Der Einsatz von überwiegend Fichtenholz aus PEFC-zertifizierten Quellen in Deutschland und Österreich, begrünte Fassaden, Dachflächen und Innenhöfe, die Photovoltaikanlage am Dach sowie die Regenwassernutzung zur Bewässerung der Grünflächen runden das Nachhaltigkeitskonzept ab.

Vorbildcharakter für urbane Transformation

Die Transformation des großflächigen Warenhauses in ein gemischt genutztes Gebäude hat durchaus eine Vorbildwirkung für die Anpassung innerstädtischer Handelsimmobilien an neue Nutzungsanforderungen. Während viele klassische Kaufhäuser unter strukturellem Druck stehen, eröffnet die Kombination aus Bestandserhalt und Aufstockung neue Perspektiven. Durch die Integration von Wohnungen, Büros und Einzelhandel entsteht ein Gebäude, das über den gesamten Tag hinweg genutzt wird und damit zur Belebung des Stadtquartiers beiträgt.

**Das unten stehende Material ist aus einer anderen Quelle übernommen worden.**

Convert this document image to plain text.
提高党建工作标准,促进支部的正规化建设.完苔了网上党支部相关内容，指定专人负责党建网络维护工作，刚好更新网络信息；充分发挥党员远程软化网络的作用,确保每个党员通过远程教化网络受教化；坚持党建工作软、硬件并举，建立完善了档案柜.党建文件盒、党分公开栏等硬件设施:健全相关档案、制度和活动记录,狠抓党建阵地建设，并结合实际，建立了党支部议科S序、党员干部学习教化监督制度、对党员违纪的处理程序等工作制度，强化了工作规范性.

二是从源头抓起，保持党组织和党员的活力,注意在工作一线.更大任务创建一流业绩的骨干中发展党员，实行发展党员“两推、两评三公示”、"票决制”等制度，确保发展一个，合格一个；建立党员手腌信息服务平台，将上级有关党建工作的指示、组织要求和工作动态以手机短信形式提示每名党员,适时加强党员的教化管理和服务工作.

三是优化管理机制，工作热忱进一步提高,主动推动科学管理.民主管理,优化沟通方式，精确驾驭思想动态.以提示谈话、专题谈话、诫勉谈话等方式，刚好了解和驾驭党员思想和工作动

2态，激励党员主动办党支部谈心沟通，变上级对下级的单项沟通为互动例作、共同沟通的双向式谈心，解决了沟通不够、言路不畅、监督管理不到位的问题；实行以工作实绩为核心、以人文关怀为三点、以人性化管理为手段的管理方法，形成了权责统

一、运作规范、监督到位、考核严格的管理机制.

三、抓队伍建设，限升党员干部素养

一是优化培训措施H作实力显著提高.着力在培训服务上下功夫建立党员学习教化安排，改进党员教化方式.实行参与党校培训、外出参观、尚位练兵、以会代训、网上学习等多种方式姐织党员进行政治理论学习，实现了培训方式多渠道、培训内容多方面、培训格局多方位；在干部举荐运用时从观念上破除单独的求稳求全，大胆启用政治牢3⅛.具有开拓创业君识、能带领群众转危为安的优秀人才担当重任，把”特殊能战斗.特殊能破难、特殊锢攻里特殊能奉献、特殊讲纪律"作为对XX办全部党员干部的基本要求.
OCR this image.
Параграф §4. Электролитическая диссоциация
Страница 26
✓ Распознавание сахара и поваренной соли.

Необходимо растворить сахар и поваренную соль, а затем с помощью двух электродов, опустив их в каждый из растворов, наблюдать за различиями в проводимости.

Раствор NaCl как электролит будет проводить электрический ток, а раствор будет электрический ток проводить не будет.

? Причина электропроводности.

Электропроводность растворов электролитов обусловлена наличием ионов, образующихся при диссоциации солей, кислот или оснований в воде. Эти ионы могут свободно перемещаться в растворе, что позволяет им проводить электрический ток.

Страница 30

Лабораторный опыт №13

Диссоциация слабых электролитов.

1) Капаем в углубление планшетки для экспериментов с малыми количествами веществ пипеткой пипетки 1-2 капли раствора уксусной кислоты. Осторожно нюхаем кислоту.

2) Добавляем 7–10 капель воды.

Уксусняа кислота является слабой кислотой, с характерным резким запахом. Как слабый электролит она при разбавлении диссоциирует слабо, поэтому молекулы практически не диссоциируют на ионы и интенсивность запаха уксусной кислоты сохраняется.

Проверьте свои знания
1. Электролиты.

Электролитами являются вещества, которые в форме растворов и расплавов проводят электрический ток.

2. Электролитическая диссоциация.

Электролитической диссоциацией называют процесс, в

Das Projekt New7 zeigt somit, wie sich bestehende Bauwerke mit modernen Holzbausystemen weiterentwickeln lassen. Die serielle Vorfertigung ermöglicht eine präzise und effiziente Umsetzung, während die hybride Konstruktion aus Holz, Stahl und Beton die statischen Vorgaben erfüllt. Auf diese Weise entsteht ein Gebäude, das sowohl den funktionalen Ansprüchen einer gemischten Nutzung als auch den aktuellen Anforderungen an Ressourceneffizienz und Baugeschwindigkeit gerecht wird.